There is also an excellent post by Andrew Aston on the issue of shaming ISPs: here.

6 comments:

  1. Regarding path overload incidents:

    There have been a few over the years but the ones that stick in my mind are https://dyn.com/wp-content/uploads/2013/05/nanog54-cowie.pdf and https://dyn.com/blog/the-flap-heard-around-the-world/

    Primarily caused by folk not reading the MikroTik RouterOS documentation properly:

    https://wiki.mikrotik.com/wiki/Manual:Routing/Routing_filters

    The parameter I believe you are thinking of is 'set-bgp-prepend'.

    ReplyDelete
  2. "Path overload issue [struggling to find the link to history on this - will update if anyone has details]"

    Was it this? https://dyn.com/blog/longer-is-not-better/

    ReplyDelete
  3. I think I need to balance what I have said publicly with what you have written here.

    There are idiots out there on the Internet who do not publish valid route/route6 objects in the relevant IRR data sources and then when this is pointed out to them by the customer who has that prefix assigned to them; they need to be spoon-fed the relevant text to submit to the RIPE database in order to create the necessary object in order to be able to use the prefix that they assigned to their own customer.

    I have seen at least one similar error with RPKI; if you change the origin AS for a prefix, you need to publish an additional ROA, update your existing one or simply revoke them all in order to ensure global reachability of that prefix.

    I think Cloudflare would have put their point across better if they had advertised two 'invalid' prefixes with one prefix testing for those who had implementing strict IRR-based/AS-path filtering and the other prefix for those who had implemented RPKI - there are multiple grades of 'safe' here - and those ISPs who haven't even bothered to implement IRR-based filtering should rightfully be called out for it as that has been The Right Way(tm) to do it for many years prior to RPKI even being on the drawing board.
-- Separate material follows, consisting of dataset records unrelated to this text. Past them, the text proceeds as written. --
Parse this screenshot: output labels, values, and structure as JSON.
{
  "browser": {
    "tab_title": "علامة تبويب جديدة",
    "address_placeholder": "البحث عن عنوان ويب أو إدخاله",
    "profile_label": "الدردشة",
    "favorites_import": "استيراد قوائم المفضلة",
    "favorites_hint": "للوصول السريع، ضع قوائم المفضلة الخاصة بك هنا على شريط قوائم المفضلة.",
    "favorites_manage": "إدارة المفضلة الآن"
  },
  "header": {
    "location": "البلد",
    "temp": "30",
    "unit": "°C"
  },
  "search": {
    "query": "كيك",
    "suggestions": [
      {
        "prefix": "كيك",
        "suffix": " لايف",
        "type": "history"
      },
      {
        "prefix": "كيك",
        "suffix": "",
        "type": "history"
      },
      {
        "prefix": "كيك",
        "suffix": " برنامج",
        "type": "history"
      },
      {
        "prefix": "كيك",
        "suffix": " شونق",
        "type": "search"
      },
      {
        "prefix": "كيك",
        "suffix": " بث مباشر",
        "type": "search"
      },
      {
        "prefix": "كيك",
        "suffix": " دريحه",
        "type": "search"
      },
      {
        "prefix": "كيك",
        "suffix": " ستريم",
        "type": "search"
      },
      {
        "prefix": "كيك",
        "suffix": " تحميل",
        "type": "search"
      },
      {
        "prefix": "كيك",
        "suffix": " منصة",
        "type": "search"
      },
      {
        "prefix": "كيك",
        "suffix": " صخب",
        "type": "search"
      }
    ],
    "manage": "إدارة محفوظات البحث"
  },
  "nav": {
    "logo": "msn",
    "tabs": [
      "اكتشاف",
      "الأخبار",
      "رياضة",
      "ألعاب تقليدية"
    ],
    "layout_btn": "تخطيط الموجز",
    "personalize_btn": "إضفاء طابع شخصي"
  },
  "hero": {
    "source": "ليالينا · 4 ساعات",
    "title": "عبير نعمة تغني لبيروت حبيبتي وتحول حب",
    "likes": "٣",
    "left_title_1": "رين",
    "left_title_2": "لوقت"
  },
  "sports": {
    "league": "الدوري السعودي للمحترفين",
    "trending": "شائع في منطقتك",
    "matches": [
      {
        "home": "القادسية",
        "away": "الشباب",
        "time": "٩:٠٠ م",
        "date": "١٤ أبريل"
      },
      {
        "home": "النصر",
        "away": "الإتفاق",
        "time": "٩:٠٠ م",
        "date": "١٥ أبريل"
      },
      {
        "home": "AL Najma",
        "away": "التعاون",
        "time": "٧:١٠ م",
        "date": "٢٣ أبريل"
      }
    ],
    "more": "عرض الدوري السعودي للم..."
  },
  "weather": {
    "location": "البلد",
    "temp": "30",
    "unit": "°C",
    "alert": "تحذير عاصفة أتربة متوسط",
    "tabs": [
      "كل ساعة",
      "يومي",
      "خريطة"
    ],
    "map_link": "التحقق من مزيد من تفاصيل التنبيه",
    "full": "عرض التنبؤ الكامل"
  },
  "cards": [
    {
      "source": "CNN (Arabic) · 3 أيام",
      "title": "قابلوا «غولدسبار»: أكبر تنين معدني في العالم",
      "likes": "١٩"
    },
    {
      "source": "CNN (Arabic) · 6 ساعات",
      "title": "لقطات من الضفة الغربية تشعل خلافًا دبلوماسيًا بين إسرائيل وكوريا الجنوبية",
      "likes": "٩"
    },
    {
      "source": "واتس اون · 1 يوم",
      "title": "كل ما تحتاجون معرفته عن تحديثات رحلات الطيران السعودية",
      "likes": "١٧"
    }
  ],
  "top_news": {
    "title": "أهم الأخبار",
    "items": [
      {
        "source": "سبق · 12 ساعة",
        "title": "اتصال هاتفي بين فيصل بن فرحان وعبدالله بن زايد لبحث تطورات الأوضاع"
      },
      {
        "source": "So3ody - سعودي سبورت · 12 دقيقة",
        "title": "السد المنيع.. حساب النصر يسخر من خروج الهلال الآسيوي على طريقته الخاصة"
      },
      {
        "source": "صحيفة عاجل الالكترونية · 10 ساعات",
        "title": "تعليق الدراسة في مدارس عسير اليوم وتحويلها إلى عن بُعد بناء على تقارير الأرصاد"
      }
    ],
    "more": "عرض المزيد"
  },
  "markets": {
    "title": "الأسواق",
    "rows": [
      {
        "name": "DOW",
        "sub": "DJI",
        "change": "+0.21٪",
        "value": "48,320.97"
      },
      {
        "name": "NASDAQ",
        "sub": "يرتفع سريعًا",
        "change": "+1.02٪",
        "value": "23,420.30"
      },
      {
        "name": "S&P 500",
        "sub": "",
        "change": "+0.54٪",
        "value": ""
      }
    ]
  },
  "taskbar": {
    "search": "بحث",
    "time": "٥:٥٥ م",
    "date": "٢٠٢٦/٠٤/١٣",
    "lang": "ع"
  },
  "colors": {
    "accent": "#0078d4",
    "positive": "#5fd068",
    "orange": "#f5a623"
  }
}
    My concern with any provider manually blocking a prefix is made nicely by your own marketing at https://www.aa.net.uk/broadband/real-internet/ headed "Why are we against censorship?":

    "Censorship of any sort is the thin end of the wedge and must not be taken lightly."

    The address space is Cloudflare, being advertised by Cloudflare and content is being served by Cloudflare hosts from that space.

    One thing that Cloudflare could easily do to combat those who manually block their 'invalid' prefix is to periodically cycle what prefix is used for this purpose very much like how spammers frequently switch source addresses/netblocks to ensure they don't trip rate-limits imposed on them by others.

    Then it becomes a game of whack-a-mole... which can become even more embarrassing for an ISP that promotes an anti-censorship stance if/when Cloudflare start serving legitimate content from one of the manually-blocked prefixes which is no longer 'invalid' as far as RPKI is concerned due to publication of a valid ROA.

    No ISP can keep up with a game like that until they actually implement RPKI.

    I guess that the moral of the story is that manually-blocked prefixes (sometimes even bogons) almost always have a habit of coming back and biting you when you least expect it.

    ReplyDelete
    Replies
    1. Thanks for your comments - there is, of course, a difference between deliberate "censorship", and simply making things work in the Internet - i.e. blocking duff routes as per best practice. There is also a difference between filtering traffic, and simply not having a route to somewhere. The plan is that we will have RPKI - after the current "crisis". Even if we did not, once our transit routes have it, we will see duff routes correctly removed.